In case someone did not understand the editorial of

166E — Tetrahedron, here is a simple way of looking at the solution : zD is the number of ways of reaching D in`i`

steps and zABC is the number of ways of reaching A or B or C in`i`

steps(A , B, C are equivalent points). Since the ant starts of from D, initially (at`i = 0`

)`zD = 1`

and`zABC = 0`

.Now in each subsequent step, 2 things can occur :

If the ant was at D, it will come down to any of the A,B,C points. That means it has 3 options. Hence , nzABC = zD.

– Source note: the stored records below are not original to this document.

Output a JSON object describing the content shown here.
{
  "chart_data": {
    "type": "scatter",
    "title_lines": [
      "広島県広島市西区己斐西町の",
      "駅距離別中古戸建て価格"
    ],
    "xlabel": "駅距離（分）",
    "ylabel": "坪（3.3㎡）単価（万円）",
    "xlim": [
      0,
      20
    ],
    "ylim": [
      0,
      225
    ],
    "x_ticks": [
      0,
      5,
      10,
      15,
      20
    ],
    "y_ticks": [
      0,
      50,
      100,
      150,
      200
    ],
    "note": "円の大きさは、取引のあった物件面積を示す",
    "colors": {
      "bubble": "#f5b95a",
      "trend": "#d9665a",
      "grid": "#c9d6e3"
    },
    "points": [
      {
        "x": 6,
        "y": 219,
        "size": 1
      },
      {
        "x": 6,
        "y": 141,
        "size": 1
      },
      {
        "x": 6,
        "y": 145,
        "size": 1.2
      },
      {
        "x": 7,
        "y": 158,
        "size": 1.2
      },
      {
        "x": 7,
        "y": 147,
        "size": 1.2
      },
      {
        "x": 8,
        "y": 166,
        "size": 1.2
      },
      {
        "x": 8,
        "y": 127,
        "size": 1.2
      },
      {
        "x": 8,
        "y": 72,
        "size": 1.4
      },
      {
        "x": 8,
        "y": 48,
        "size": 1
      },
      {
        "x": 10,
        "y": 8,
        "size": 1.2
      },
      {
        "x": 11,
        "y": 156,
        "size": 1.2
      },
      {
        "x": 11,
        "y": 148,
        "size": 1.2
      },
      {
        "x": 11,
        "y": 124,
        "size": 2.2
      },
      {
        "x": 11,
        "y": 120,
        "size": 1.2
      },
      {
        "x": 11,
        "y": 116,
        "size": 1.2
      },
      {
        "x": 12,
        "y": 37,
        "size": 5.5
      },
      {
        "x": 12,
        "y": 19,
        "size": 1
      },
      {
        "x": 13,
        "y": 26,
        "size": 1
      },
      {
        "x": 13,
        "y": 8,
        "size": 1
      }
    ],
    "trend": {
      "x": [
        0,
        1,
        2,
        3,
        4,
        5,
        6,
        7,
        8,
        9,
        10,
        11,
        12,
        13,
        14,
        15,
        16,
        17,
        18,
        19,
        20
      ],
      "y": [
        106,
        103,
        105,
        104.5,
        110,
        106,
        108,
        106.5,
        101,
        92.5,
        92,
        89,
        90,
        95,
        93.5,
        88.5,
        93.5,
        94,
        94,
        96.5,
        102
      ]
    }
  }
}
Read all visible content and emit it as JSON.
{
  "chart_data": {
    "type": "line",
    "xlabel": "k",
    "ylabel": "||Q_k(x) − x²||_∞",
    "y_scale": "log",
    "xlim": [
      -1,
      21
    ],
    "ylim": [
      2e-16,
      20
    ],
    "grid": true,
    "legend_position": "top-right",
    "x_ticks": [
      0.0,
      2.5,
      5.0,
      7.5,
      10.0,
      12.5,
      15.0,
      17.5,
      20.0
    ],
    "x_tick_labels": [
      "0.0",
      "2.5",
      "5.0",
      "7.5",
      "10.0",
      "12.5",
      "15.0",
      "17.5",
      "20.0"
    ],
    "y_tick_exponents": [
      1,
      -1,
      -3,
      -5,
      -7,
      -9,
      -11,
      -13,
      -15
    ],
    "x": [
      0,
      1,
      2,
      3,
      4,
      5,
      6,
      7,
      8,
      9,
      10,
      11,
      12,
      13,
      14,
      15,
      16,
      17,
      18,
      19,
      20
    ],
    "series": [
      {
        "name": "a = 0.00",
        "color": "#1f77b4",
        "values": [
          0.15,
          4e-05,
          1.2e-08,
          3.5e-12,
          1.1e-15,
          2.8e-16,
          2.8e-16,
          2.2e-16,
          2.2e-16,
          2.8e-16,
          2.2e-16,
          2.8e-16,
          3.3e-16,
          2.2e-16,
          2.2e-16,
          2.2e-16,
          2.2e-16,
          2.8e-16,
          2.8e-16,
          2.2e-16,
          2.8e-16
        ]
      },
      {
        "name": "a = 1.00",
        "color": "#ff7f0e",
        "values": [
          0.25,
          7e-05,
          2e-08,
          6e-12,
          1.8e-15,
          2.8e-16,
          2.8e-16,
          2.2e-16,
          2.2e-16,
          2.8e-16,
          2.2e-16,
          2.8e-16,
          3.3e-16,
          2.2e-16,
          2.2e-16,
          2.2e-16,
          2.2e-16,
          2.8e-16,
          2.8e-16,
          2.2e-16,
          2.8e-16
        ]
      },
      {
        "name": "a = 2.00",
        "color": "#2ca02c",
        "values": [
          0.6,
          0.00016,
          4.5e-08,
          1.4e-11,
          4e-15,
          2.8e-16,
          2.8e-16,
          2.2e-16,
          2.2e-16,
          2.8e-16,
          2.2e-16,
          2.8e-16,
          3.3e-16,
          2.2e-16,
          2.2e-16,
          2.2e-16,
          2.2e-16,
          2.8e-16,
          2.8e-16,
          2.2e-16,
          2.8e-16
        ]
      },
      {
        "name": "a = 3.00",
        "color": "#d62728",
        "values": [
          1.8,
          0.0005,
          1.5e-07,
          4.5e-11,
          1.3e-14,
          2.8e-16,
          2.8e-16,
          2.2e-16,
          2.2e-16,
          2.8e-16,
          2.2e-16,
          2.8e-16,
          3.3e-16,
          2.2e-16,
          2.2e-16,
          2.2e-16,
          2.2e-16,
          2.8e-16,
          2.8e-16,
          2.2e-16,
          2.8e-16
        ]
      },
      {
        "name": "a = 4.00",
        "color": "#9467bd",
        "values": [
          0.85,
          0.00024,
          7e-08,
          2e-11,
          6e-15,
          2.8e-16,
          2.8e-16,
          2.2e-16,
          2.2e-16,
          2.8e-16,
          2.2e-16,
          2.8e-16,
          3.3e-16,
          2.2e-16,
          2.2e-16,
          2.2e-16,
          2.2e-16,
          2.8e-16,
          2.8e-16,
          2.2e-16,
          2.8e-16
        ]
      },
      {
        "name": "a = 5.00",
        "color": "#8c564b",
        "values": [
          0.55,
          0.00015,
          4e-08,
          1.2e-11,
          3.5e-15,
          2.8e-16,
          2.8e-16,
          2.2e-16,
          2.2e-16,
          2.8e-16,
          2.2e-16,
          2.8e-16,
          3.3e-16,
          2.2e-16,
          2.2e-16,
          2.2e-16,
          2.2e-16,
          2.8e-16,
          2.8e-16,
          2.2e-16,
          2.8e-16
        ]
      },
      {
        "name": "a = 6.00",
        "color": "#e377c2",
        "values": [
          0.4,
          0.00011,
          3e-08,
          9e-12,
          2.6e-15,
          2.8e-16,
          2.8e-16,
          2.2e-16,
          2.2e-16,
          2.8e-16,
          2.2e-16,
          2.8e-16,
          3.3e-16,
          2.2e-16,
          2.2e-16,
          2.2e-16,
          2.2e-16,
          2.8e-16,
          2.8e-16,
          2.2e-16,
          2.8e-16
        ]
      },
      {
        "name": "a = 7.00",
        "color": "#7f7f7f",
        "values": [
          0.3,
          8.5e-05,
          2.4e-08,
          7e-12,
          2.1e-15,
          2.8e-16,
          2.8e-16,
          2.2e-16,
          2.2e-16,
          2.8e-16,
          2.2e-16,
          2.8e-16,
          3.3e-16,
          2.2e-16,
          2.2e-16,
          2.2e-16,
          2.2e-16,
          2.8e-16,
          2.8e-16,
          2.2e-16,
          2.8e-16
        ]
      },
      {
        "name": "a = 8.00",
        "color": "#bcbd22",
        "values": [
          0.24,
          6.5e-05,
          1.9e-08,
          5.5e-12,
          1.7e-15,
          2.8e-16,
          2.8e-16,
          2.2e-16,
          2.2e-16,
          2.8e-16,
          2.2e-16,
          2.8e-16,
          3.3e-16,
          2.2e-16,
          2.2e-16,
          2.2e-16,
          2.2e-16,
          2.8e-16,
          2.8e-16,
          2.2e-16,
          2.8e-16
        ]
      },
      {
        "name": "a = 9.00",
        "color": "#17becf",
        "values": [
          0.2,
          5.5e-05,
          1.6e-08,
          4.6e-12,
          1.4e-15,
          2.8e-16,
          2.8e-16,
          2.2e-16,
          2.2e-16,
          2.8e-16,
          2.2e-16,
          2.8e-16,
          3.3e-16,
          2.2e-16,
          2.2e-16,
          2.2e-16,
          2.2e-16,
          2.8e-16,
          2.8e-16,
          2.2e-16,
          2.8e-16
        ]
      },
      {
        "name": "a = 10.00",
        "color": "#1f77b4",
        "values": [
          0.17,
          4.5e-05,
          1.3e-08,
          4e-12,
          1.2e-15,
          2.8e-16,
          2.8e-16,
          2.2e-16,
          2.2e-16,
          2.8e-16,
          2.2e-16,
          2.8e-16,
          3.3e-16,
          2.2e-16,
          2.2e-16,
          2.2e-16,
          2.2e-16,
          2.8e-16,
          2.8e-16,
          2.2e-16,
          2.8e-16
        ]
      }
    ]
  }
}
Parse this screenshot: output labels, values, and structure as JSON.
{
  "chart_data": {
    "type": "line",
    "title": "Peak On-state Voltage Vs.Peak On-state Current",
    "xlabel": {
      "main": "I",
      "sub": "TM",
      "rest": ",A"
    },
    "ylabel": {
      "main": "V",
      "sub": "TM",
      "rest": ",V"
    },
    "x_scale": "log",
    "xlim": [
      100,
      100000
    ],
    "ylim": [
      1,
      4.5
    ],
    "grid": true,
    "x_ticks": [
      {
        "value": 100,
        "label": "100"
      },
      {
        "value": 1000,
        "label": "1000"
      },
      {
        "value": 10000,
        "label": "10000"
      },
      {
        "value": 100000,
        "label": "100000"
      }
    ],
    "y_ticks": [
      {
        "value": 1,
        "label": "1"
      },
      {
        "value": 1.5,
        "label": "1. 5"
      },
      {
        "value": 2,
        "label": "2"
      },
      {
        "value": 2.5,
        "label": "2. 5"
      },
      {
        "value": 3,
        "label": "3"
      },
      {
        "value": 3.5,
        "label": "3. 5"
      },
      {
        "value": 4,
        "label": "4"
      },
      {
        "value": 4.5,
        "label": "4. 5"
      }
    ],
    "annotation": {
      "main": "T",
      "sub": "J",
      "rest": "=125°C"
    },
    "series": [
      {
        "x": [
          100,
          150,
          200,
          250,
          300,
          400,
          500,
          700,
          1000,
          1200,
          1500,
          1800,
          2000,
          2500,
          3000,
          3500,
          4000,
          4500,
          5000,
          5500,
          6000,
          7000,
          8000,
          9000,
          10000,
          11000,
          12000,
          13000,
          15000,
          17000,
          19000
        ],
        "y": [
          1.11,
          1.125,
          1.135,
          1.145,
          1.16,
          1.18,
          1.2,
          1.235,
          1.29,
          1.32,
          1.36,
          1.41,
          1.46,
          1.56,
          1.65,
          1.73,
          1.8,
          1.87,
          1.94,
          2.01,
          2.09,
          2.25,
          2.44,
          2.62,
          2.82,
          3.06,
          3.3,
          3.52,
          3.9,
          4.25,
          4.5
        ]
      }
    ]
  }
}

If the ant was at either of the A,B,C positions, it can either climb upto point D or go to any of the 2 other equivalent points i.e. if the ant was at A, it can go to D and hence nzD= 3*nzABC ; or it can go to either B or C (2 available options) which increases nzABC by 2*zABC and hence nzABC += 2*zABC.

Therefore at last

`nzABC = 2*zABC + zD`

and`nzD = 3*nzABC`

.Thanks to you,i understood this. Can you help me whats wrong with my way. Two choices - To reach D in N steps means, we jump between points A,B,C for n-2 steps.(3*(2^(n-2)))(3,because we start from D to A,D to B,D to C).(in this choice we didn't go to D in between N steps) - To reach D in (N-2) steps +(N-3) steps+(N-4) steps+...+(N-N-1)steps.In this choice,we return to D in first 2 steps and then again in (N-2) steps.(Similarly for 3 ,4,..... steps).

TO GET THE TOTAL SOLUTION, ADD CHOICE 1+CHOICE 2. I submitted this got WA in Test case 6.

In question E.Tetrahedron.We can we can transform the tetrahedron into a graph with node 0,1,2,3 so the adjacency matrix would be A={{0,1,1,1},{1,0,1,1},{1,1,0,1},{1,1,1,0}},no. of path between any two nodes(i,j) of length n is element at (i,j) in A^n.We can do matrix multiplication in O(logN) time.This approach can also be used.Hope this helps :)

here's my code of problem E with matrix exponentiation taking 4X4 matrix https://codeforces.com/contest/166/submission/87237788

why you are calculating A^(n-1 ?

I am getting TLE in problem E,i am using dp approach.Anyone please help code submission: https://codeforces.com/contest/166/submission/88417439

declear dp array globally then you will not be needed to make whole array zero .may be thats why you are getting tle

As far as I can see in your code, you are initializing every entry to 0, which is taking

complexity. But the code should work in linear time. If you notice your recursion relation then you will see that dp[i][0] or dp[i][1] is related only to dp[i-1][0] or dp[i-1][1]. So you need only the previous row to calculate the new row. So just maintain two arrays for previous row and new row, and all is set! I hope it clears your doubt. :)

which data structure to use in c?

here is my code for 166E. Tetrahedron 105550054

My code is giving a time limit exceeded for the test case with n = 10000000. But when I change the vector with an array, i.e. in 105550845 It is running much faster and got accepted! Why is this problem with vectors? Why is the vector so slow? I am new here :)

this should pass

UPD: sorry I miss understood your question :)I think it's because you're creating

nunnecessary vectors while you can just creat1see the code above it's faster and with vectors :)

Thanks SuhaibSawalha1 for your answer! :) I got it accepted using your correction. But still it is taking more time than with the array one. So vectors are really slow?

Yeah arrays are faster

But like a lot of people I'm not using arrays (I just use vectors) because it have benifiets more than arrays (like push_back, pop_back ... etc) and you don't need to calculate the size, just use

`resize`

unlike arraysYeah! Thanks a lot for your answer! :)

For problem E :

I created a 2D matrix A = { {0,1,1,1},{1,0,1,1},{1,1,0,1},{1,1,1,0} }

and then A^n gives WA but A^(n-1) gives AC. Why is that ? please explain..

How did solutions based on Kuhn's algorithm passed in problem D? Shouldn't it get TLEd?